朝日連峰の南西に派生する稜線の末端に位置する、標高は780メートほどの低山です。
登山口を出発して、杉の林を抜けると、目の前に、錦彩なす紅葉の山道があらわれました。とりわけ素晴らしいのが、ブナの林です。百年、二百年は経ったと思われる巨木が、鮮やかな黄の衣装をまとって、次から次へと目に入ってきます。それに真紅のモミジが絶妙の配置で色を添え、まさに天然の芸術作品です。
ルートの半ば過ぎまでは、比較的ゆるやかな登りが続きます。その途中で、早くも下山して来た男性に会いました。
「初めてきたけど、本当いい山ですね。この次は妻を連れてきます」といいながら足早に下って行きました。何でも、これからもう一つ山に登るのだそうです。
636メートル峰まで来ると、登山道は右に方角を変え、山頂までは、やせた尾根の急登となります。この尾根、見晴らしが良く、変化に富んでいて、気持ち良く登れます。小さな岩場を通過すると、間もなく山頂となります。

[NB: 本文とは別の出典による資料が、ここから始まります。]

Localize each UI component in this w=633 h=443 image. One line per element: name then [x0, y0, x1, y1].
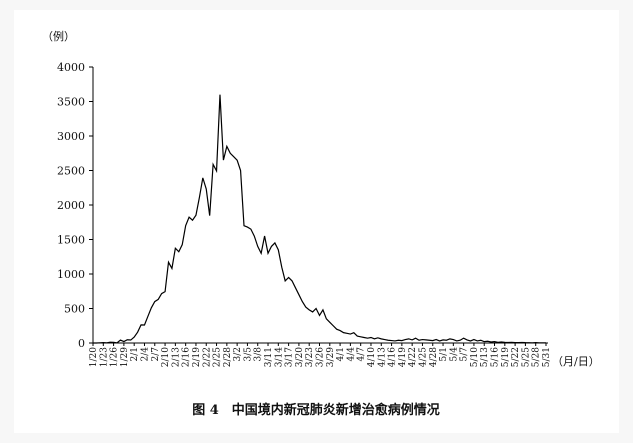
x-tick-label: 2/25: [213, 347, 223, 367]
x-tick-label: 2/1: [130, 347, 140, 361]
x-tick-label: 5/7: [460, 347, 470, 362]
x-tick-label: 3/5: [243, 347, 253, 362]
x-tick-label: 5/10: [470, 347, 480, 367]
x-tick-label: 3/29: [326, 347, 336, 367]
x-tick-label: 5/1: [439, 347, 449, 361]
x-tick-label: 3/23: [305, 347, 315, 367]
x-tick-label: 4/25: [418, 347, 428, 367]
x-tick-label: 4/28: [429, 347, 439, 367]
x-tick-label: 3/8: [254, 347, 264, 362]
y-axis-unit: （例）: [42, 29, 75, 43]
x-tick-label: 2/13: [171, 347, 181, 367]
x-tick-label: 2/4: [140, 347, 150, 362]
x-tick-label: 2/10: [161, 347, 171, 367]
y-tick-label: 2000: [57, 199, 85, 212]
x-tick-label: 5/16: [491, 347, 501, 367]
y-tick-label: 4000: [57, 61, 85, 74]
x-tick-label: 4/1: [336, 347, 346, 361]
x-tick-label: 4/13: [377, 347, 387, 367]
x-tick-label: 3/14: [274, 347, 284, 367]
x-tick-label: 4/22: [408, 347, 418, 367]
y-tick-label: 3500: [57, 96, 85, 109]
y-tick-label: 1000: [57, 268, 85, 281]
x-tick-label: 5/28: [532, 347, 542, 367]
x-tick-label: 3/26: [316, 347, 326, 367]
x-tick-label: 5/4: [449, 347, 459, 362]
x-tick-label: 4/19: [398, 347, 408, 367]
y-tick-label: 1500: [57, 234, 85, 247]
x-tick-label: 4/16: [388, 347, 398, 367]
y-tick-label: 2500: [57, 165, 85, 178]
x-tick-label: 2/22: [202, 347, 212, 367]
y-tick-label: 0: [78, 337, 85, 350]
x-tick-label: 5/22: [511, 347, 521, 367]
x-tick-label: 5/13: [480, 347, 490, 367]
line: [93, 94, 547, 344]
x-tick-label: 3/11: [264, 347, 274, 367]
x-tick-label: 4/10: [367, 347, 377, 367]
y-tick-label: 3000: [57, 130, 85, 143]
x-tick-label: 2/7: [151, 347, 161, 362]
x-tick-label: 3/17: [285, 347, 295, 367]
panel: [14, 10, 619, 433]
x-tick-label: 4/4: [346, 347, 356, 362]
x-tick-label: 2/16: [182, 347, 192, 367]
x-tick-label: 2/28: [223, 347, 233, 367]
x-tick-label: 3/2: [233, 347, 243, 361]
x-tick-label: 1/20: [89, 347, 99, 367]
x-tick-label: 1/23: [99, 347, 109, 367]
x-tick-label: 2/19: [192, 347, 202, 367]
chart-title: 图 4 中国境内新冠肺炎新增治愈病例情况: [192, 402, 440, 418]
x-tick-label: 5/19: [501, 347, 511, 367]
x-tick-label: 1/26: [110, 347, 120, 367]
x-tick-label: 4/7: [357, 347, 367, 362]
x-tick-label: 5/31: [542, 347, 552, 367]
x-tick-label: 3/20: [295, 347, 305, 367]
x-axis-unit: （月/日）: [552, 355, 600, 368]
y-tick-label: 500: [64, 303, 85, 316]
x-tick-label: 5/25: [521, 347, 531, 367]
x-tick-label: 1/29: [120, 347, 130, 367]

山頂に登りつくと、息をのむような、展望が待っていました。北東には、朝日連峰の主稜、袖朝日岳、西朝日岳、中岳、大朝日岳、平岩山、大玉山、祝瓶山が連なっています。新潟の山の開拓者・藤島玄の名著「越後の山旅(上巻)」によれば、徳網山、桧岩屋山、西朝日岳を経て、大朝日岳に至る古道があったといいます。その稜線が目で、はっきりと辿れます。
そして、南には、早くも雪化粧をした飯豊連峰が白く輝いていました。 しばらくはカミさんと二人、声もなく、360度の展望に目を奪われるだけでした。
コッヘルにお湯を沸かし、昼ごはんの支度をしていると、どこからともなく一羽の蝶が、やって来て、私達の回りを飛び交ったり、帽子や、背中にとまったりします。褐色の蝶で、ちょうど色づいた葉が、枝から散って飛んできたような色合いをしています。
蝶は、私達が食事をしている間、おねだりするように、まとわりついていました。妻は、昨年亡くなった愛犬の化身だと、本気とも冗談ともいえない口調でつぶやきました。
愛犬は、山やキャンプにもよく連れて行きましたが、かなりの食いしん坊で、食事時などは私達家族にまとわりついて、離れなったこともあり、それを思い出したのでしょう。私も、どうかするとそんな気持ちにさせられました。
蝶は、私達が食事を終えると、いずこへともなく去って行きました。
誰もいない我々だけの山頂で、のんびり1時間あまり過ごした後、下山に掛かりました。ところどころにナメコを見つけては、それを採りながら、ゆっくりゆっくり、午後の光に照らされた紅葉の中を下りました。
隠れた素晴らしい山に出会うことができた、晩秋の一日でした。